As patients progressed through acute care and rehabilitation, Dr. Wilcox provided additional clinical innovations to promote continued recovery. She developed and implemented strategies, such as an ICU diary, that helped patients fill memory gaps and connect them to their social support systems, resulting in a lower risk of depression, anxiety, and PTSD. She also created a pathway for progressive return to everyday activities that integrated mindfulness, biofeedback, and functional goal setting. This approach promoted continued engagement and mitigated the risk of further isolation and functional decline that some patients experience due to fear of symptoms such as fatigue, breathlessness, and perceived loss of control.
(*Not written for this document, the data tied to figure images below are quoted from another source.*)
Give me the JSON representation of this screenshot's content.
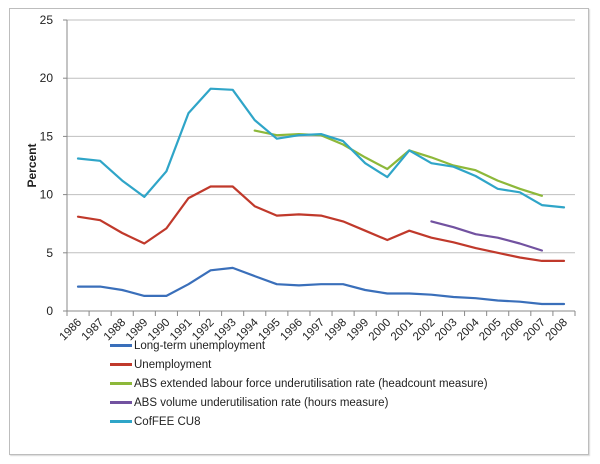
{
  "chart_data": {
    "type": "line",
    "title": "",
    "xlabel": "",
    "ylabel": "Percent",
    "ylim": [
      0,
      25
    ],
    "yticks": [
      0,
      5,
      10,
      15,
      20,
      25
    ],
    "grid": true,
    "legend_position": "bottom",
    "categories": [
      "1986",
      "1987",
      "1988",
      "1989",
      "1990",
      "1991",
      "1992",
      "1993",
      "1994",
      "1995",
      "1996",
      "1997",
      "1998",
      "1999",
      "2000",
      "2001",
      "2002",
      "2003",
      "2004",
      "2005",
      "2006",
      "2007",
      "2008"
    ],
    "series": [
      {
        "name": "Long-term unemployment",
        "color": "#3a6fba",
        "values": [
          2.1,
          2.1,
          1.8,
          1.3,
          1.3,
          2.3,
          3.5,
          3.7,
          3.0,
          2.3,
          2.2,
          2.3,
          2.3,
          1.8,
          1.5,
          1.5,
          1.4,
          1.2,
          1.1,
          0.9,
          0.8,
          0.6,
          0.6
        ]
      },
      {
        "name": "Unemployment",
        "color": "#c0392b",
        "values": [
          8.1,
          7.8,
          6.7,
          5.8,
          7.1,
          9.7,
          10.7,
          10.7,
          9.0,
          8.2,
          8.3,
          8.2,
          7.7,
          6.9,
          6.1,
          6.9,
          6.3,
          5.9,
          5.4,
          5.0,
          4.6,
          4.3,
          4.3
        ]
      },
      {
        "name": "ABS extended labour force underutilisation rate (headcount measure)",
        "color": "#8db83a",
        "values": [
          null,
          null,
          null,
          null,
          null,
          null,
          null,
          null,
          15.5,
          15.1,
          15.2,
          15.1,
          14.3,
          13.2,
          12.2,
          13.8,
          13.2,
          12.5,
          12.1,
          11.2,
          10.5,
          9.9,
          null
        ]
      },
      {
        "name": "ABS volume underutilisation rate (hours measure)",
        "color": "#7252a0",
        "values": [
          null,
          null,
          null,
          null,
          null,
          null,
          null,
          null,
          null,
          null,
          null,
          null,
          null,
          null,
          null,
          null,
          7.7,
          7.2,
          6.6,
          6.3,
          5.8,
          5.2,
          null
        ]
      },
      {
        "name": "CofFEE CU8",
        "color": "#2fa5c8",
        "values": [
          13.1,
          12.9,
          11.2,
          9.8,
          12.0,
          17.0,
          19.1,
          19.0,
          16.4,
          14.8,
          15.1,
          15.2,
          14.6,
          12.7,
          11.5,
          13.8,
          12.7,
          12.4,
          11.6,
          10.5,
          10.2,
          9.1,
          8.9
        ]
      }
    ]
  }
}
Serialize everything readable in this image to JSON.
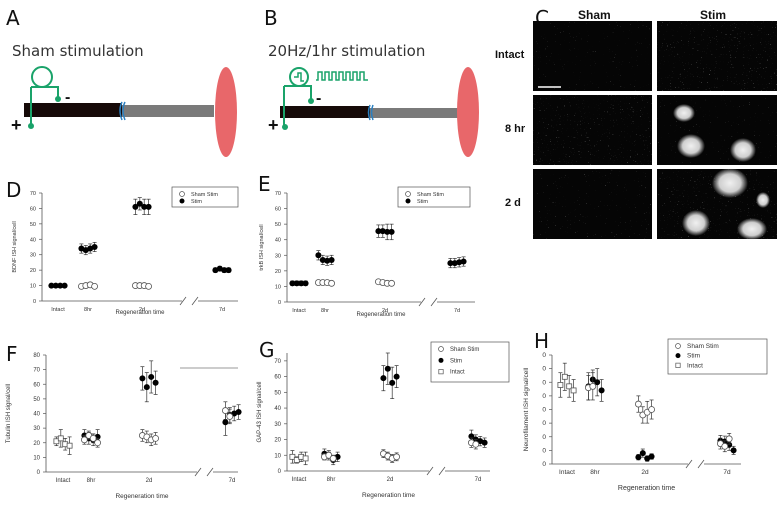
{
  "panels": {
    "A": {
      "letter": "A",
      "title": "Sham stimulation",
      "plus": "+",
      "minus": "-"
    },
    "B": {
      "letter": "B",
      "title": "20Hz/1hr stimulation",
      "plus": "+",
      "minus": "-"
    },
    "C": {
      "letter": "C",
      "columns": [
        "Sham",
        "Stim"
      ],
      "rows": [
        "Intact",
        "8 hr",
        "2 d"
      ]
    },
    "D": {
      "letter": "D"
    },
    "E": {
      "letter": "E"
    },
    "F": {
      "letter": "F"
    },
    "G": {
      "letter": "G"
    },
    "H": {
      "letter": "H"
    }
  },
  "colors": {
    "nerve_proximal": "#160a08",
    "nerve_distal": "#7a7a7a",
    "target_muscle": "#e8676a",
    "electrode": "#1aa36a",
    "suture": "#2a7fc0",
    "micrograph_bg": "#050505"
  },
  "chart_data": [
    {
      "panel": "D",
      "type": "scatter",
      "title": "",
      "xlabel": "Regeneration time",
      "ylabel": "BDNF ISH signal/cell",
      "categories": [
        "Intact",
        "8hr",
        "2d",
        "7d"
      ],
      "ylim": [
        0,
        70
      ],
      "yticks": [
        0,
        10,
        20,
        30,
        40,
        50,
        60,
        70
      ],
      "axis_break": "between 2d and 7d",
      "legend": [
        "Sham Stim",
        "Stim"
      ],
      "legend_position": "upper right",
      "series": [
        {
          "name": "Stim",
          "marker": "filled-circle",
          "values": {
            "Intact": [
              10,
              10,
              10,
              10
            ],
            "8hr": [
              34,
              33,
              34,
              35
            ],
            "2d": [
              61,
              63,
              61,
              61
            ],
            "7d": [
              20,
              21,
              20,
              20
            ]
          },
          "errors": {
            "Intact": [
              1,
              1,
              1,
              1
            ],
            "8hr": [
              3,
              3,
              3,
              3
            ],
            "2d": [
              5,
              4,
              5,
              5
            ],
            "7d": [
              1.5,
              1.5,
              1.5,
              1.5
            ]
          }
        },
        {
          "name": "Sham Stim",
          "marker": "open-circle",
          "values": {
            "8hr": [
              9.5,
              10,
              10.5,
              9.5
            ],
            "2d": [
              10,
              10,
              10,
              9.5
            ]
          },
          "errors": {
            "8hr": [
              1.5,
              1.5,
              1.5,
              1.5
            ],
            "2d": [
              1,
              1,
              1,
              1
            ]
          }
        }
      ]
    },
    {
      "panel": "E",
      "type": "scatter",
      "title": "",
      "xlabel": "Regeneration time",
      "ylabel": "trkB ISH signal/cell",
      "categories": [
        "Intact",
        "8hr",
        "2d",
        "7d"
      ],
      "ylim": [
        0,
        70
      ],
      "yticks": [
        0,
        10,
        20,
        30,
        40,
        50,
        60,
        70
      ],
      "axis_break": "between 2d and 7d",
      "legend": [
        "Sham Stim",
        "Stim"
      ],
      "legend_position": "upper right",
      "series": [
        {
          "name": "Stim",
          "marker": "filled-circle",
          "values": {
            "Intact": [
              12,
              12,
              12,
              12
            ],
            "8hr": [
              30,
              27,
              26.5,
              27
            ],
            "2d": [
              45.5,
              45.5,
              45,
              45
            ],
            "7d": [
              25,
              25,
              25.5,
              26
            ]
          },
          "errors": {
            "Intact": [
              1.5,
              1.5,
              1.5,
              1.5
            ],
            "8hr": [
              3,
              3,
              3,
              3
            ],
            "2d": [
              4,
              4,
              5,
              5
            ],
            "7d": [
              3,
              3,
              3,
              3
            ]
          }
        },
        {
          "name": "Sham Stim",
          "marker": "open-circle",
          "values": {
            "8hr": [
              12.5,
              12.5,
              12.5,
              12
            ],
            "2d": [
              13,
              12.5,
              12,
              12
            ]
          },
          "errors": {
            "8hr": [
              1,
              1,
              1,
              1
            ],
            "2d": [
              1,
              1,
              1,
              1
            ]
          }
        }
      ]
    },
    {
      "panel": "F",
      "type": "scatter",
      "title": "",
      "xlabel": "Regeneration time",
      "ylabel": "Tubulin ISH signal/cell",
      "categories": [
        "Intact",
        "8hr",
        "2d",
        "7d"
      ],
      "ylim": [
        0,
        80
      ],
      "yticks": [
        0,
        10,
        20,
        30,
        40,
        50,
        60,
        70,
        80
      ],
      "axis_break": "between 2d and 7d",
      "legend": [],
      "series": [
        {
          "name": "Stim",
          "marker": "filled-circle",
          "values": {
            "8hr": [
              25,
              23,
              22,
              24
            ],
            "2d": [
              64,
              58,
              65,
              61
            ],
            "7d": [
              34,
              39,
              40,
              41
            ]
          },
          "errors": {
            "8hr": [
              4,
              4,
              4,
              5
            ],
            "2d": [
              8,
              10,
              11,
              8
            ],
            "7d": [
              9,
              5,
              5,
              5
            ]
          }
        },
        {
          "name": "Sham Stim",
          "marker": "open-circle",
          "values": {
            "8hr": [
              22,
              25,
              23,
              20
            ],
            "2d": [
              25,
              24,
              22,
              23
            ],
            "7d": [
              42,
              38
            ]
          },
          "errors": {
            "8hr": [
              3,
              3,
              3,
              3
            ],
            "2d": [
              4,
              4,
              4,
              4
            ],
            "7d": [
              6,
              5
            ]
          }
        },
        {
          "name": "Intact",
          "marker": "open-square",
          "values": {
            "Intact": [
              21,
              23,
              19,
              18
            ]
          },
          "errors": {
            "Intact": [
              3,
              6,
              4,
              6
            ]
          }
        }
      ]
    },
    {
      "panel": "G",
      "type": "scatter",
      "title": "",
      "xlabel": "Regeneration time",
      "ylabel": "GAP-43 ISH signal/cell",
      "categories": [
        "Intact",
        "8hr",
        "2d",
        "7d"
      ],
      "ylim": [
        0,
        75
      ],
      "yticks": [
        0,
        10,
        20,
        30,
        40,
        50,
        60,
        70
      ],
      "axis_break": "between 2d and 7d",
      "legend": [
        "Sham Stim",
        "Stim",
        "Intact"
      ],
      "legend_position": "upper right",
      "series": [
        {
          "name": "Stim",
          "marker": "filled-circle",
          "values": {
            "8hr": [
              11,
              10,
              7,
              9
            ],
            "2d": [
              59,
              65,
              56,
              60
            ],
            "7d": [
              22,
              20,
              19,
              18
            ]
          },
          "errors": {
            "8hr": [
              3,
              3,
              3,
              3
            ],
            "2d": [
              8,
              10,
              10,
              7
            ],
            "7d": [
              4,
              3,
              3,
              3
            ]
          }
        },
        {
          "name": "Sham Stim",
          "marker": "open-circle",
          "values": {
            "8hr": [
              9,
              10,
              8
            ],
            "2d": [
              11,
              9.5,
              8,
              9
            ],
            "7d": [
              18,
              17
            ]
          },
          "errors": {
            "8hr": [
              2,
              2,
              2
            ],
            "2d": [
              2.5,
              2.5,
              2.5,
              2.5
            ],
            "7d": [
              3,
              3
            ]
          }
        },
        {
          "name": "Intact",
          "marker": "open-square",
          "values": {
            "Intact": [
              9,
              7,
              9,
              8
            ]
          },
          "errors": {
            "Intact": [
              4,
              2,
              3,
              4
            ]
          }
        }
      ]
    },
    {
      "panel": "H",
      "type": "scatter",
      "title": "",
      "xlabel": "Regeneration time",
      "ylabel": "Neurofilament ISH signal/cell",
      "categories": [
        "Intact",
        "8hr",
        "2d",
        "7d"
      ],
      "ylim": [
        0,
        8
      ],
      "yticks": [
        "0",
        "0",
        "0",
        "0",
        "0",
        "0",
        "0",
        "0",
        "0"
      ],
      "ytick_note": "tick labels truncated, all rendered as '0'",
      "axis_break": "between 2d and 7d",
      "legend": [
        "Sham Stim",
        "Stim",
        "Intact"
      ],
      "legend_position": "upper right",
      "series": [
        {
          "name": "Stim",
          "marker": "filled-circle",
          "values": {
            "8hr": [
              5.7,
              6.2,
              6.0,
              5.4
            ],
            "2d": [
              0.5,
              0.8,
              0.4,
              0.55
            ],
            "7d": [
              1.7,
              1.65,
              1.4,
              1.0
            ]
          },
          "errors": {
            "8hr": [
              1,
              0.7,
              1,
              0.8
            ],
            "2d": [
              0.2,
              0.3,
              0.2,
              0.2
            ],
            "7d": [
              0.4,
              0.4,
              0.4,
              0.3
            ]
          }
        },
        {
          "name": "Sham Stim",
          "marker": "open-circle",
          "values": {
            "8hr": [
              5.6,
              5.7
            ],
            "2d": [
              4.4,
              3.6,
              3.8,
              4.0
            ],
            "7d": [
              1.5,
              1.3,
              1.85
            ]
          },
          "errors": {
            "8hr": [
              0.9,
              1.0
            ],
            "2d": [
              0.6,
              0.6,
              0.8,
              0.7
            ],
            "7d": [
              0.4,
              0.4,
              0.4
            ]
          }
        },
        {
          "name": "Intact",
          "marker": "open-square",
          "values": {
            "Intact": [
              5.8,
              6.4,
              5.7,
              5.4
            ]
          },
          "errors": {
            "Intact": [
              0.9,
              1.0,
              0.8,
              0.8
            ]
          }
        }
      ]
    }
  ]
}
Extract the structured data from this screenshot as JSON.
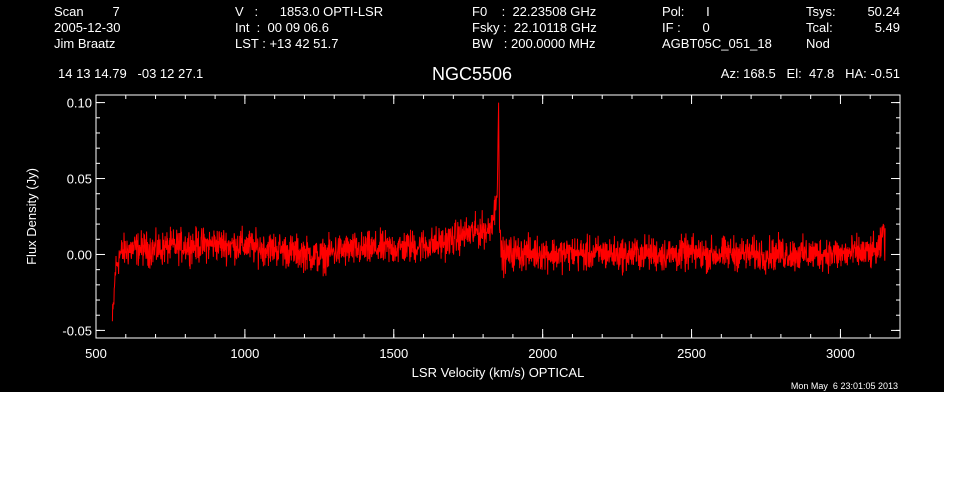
{
  "header": {
    "col1": [
      "Scan        7",
      "2005-12-30",
      "Jim Braatz"
    ],
    "col2": [
      "V   :      1853.0 OPTI-LSR",
      "Int  :  00 09 06.6",
      "LST : +13 42 51.7"
    ],
    "col3": [
      "F0    :  22.23508 GHz",
      "Fsky :  22.10118 GHz",
      "BW   : 200.0000 MHz"
    ],
    "col4": [
      "Pol:      I",
      "IF :      0",
      "AGBT05C_051_18"
    ],
    "col5": [
      "Tsys:",
      "Tcal:",
      "Nod"
    ],
    "col6": [
      "50.24",
      "5.49"
    ],
    "coords": "14 13 14.79   -03 12 27.1",
    "object": "NGC5506",
    "az_el_ha": "Az: 168.5   El:  47.8   HA: -0.51"
  },
  "timestamp": "Mon May  6 23:01:05 2013",
  "colors": {
    "background": "#000000",
    "foreground": "#ffffff",
    "trace": "#ff0000"
  },
  "chart_data": {
    "type": "line",
    "xlabel": "LSR Velocity (km/s) OPTICAL",
    "ylabel": "Flux Density (Jy)",
    "xlim": [
      500,
      3200
    ],
    "ylim": [
      -0.055,
      0.105
    ],
    "x_ticks": [
      500,
      1000,
      1500,
      2000,
      2500,
      3000
    ],
    "x_tick_labels": [
      "500",
      "1000",
      "1500",
      "2000",
      "2500",
      "3000"
    ],
    "y_ticks": [
      -0.05,
      0.0,
      0.05,
      0.1
    ],
    "y_tick_labels": [
      "-0.05",
      "0.00",
      "0.05",
      "0.10"
    ],
    "grid": false,
    "series": [
      {
        "color": "#ff0000",
        "x": [
          555,
          560,
          565,
          580,
          600,
          650,
          700,
          750,
          800,
          850,
          900,
          950,
          1000,
          1050,
          1100,
          1150,
          1200,
          1250,
          1300,
          1350,
          1400,
          1450,
          1500,
          1550,
          1600,
          1650,
          1700,
          1720,
          1740,
          1760,
          1780,
          1800,
          1820,
          1840,
          1848,
          1852,
          1855,
          1858,
          1862,
          1866,
          1870,
          1880,
          1900,
          1950,
          2000,
          2050,
          2100,
          2150,
          2200,
          2250,
          2300,
          2350,
          2400,
          2450,
          2500,
          2550,
          2600,
          2650,
          2700,
          2750,
          2800,
          2850,
          2900,
          2950,
          3000,
          3050,
          3100,
          3130,
          3140,
          3145,
          3150
        ],
        "y": [
          -0.045,
          -0.03,
          -0.01,
          0.0,
          0.003,
          0.004,
          0.003,
          0.005,
          0.006,
          0.006,
          0.007,
          0.006,
          0.006,
          0.004,
          0.004,
          0.002,
          0.001,
          -0.002,
          0.002,
          0.003,
          0.003,
          0.004,
          0.004,
          0.005,
          0.006,
          0.007,
          0.01,
          0.012,
          0.013,
          0.014,
          0.015,
          0.016,
          0.016,
          0.03,
          0.05,
          0.1,
          0.02,
          0.005,
          0.001,
          0.0,
          -0.002,
          0.0,
          0.001,
          0.001,
          0.001,
          0.0,
          0.001,
          0.0,
          0.001,
          0.0,
          0.0,
          0.001,
          0.0,
          0.0,
          0.001,
          0.0,
          0.0,
          0.001,
          0.0,
          0.0,
          0.001,
          0.0,
          0.0,
          0.001,
          0.0,
          0.001,
          0.001,
          0.002,
          0.01,
          0.02,
          0.005
        ]
      }
    ]
  }
}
As patients transitioned back to the community, they could experience financial stressors, reduced quality of life, and difficulties with return to work. Dr. Wilcox’s post-COVID clinical interventions addressed physical function, lifestyle-related supports and barriers, and cognitive rehabilitation. Dr. Wilcox has been conscientious about highlighting the distinct value of occupational therapy by focusing on the use of occupation as a means and an end to recovery, as well as reintegration into work and the community.
Throughout the pandemic, health care workers became the main source of motivation, support, and encouragement for patients as they struggled in isolation. When patients needed to turn to palliative care, Dr. Wilcox made sure they were positioned safely, had access to their family and friends through technology, and had the resources to meet their spiritual needs. As an OTR, and as a human, Dr. Wilcox cared for each patient and provided the right care at the right time in the right place, whether that was rehabilitation, recovery, or palliative care.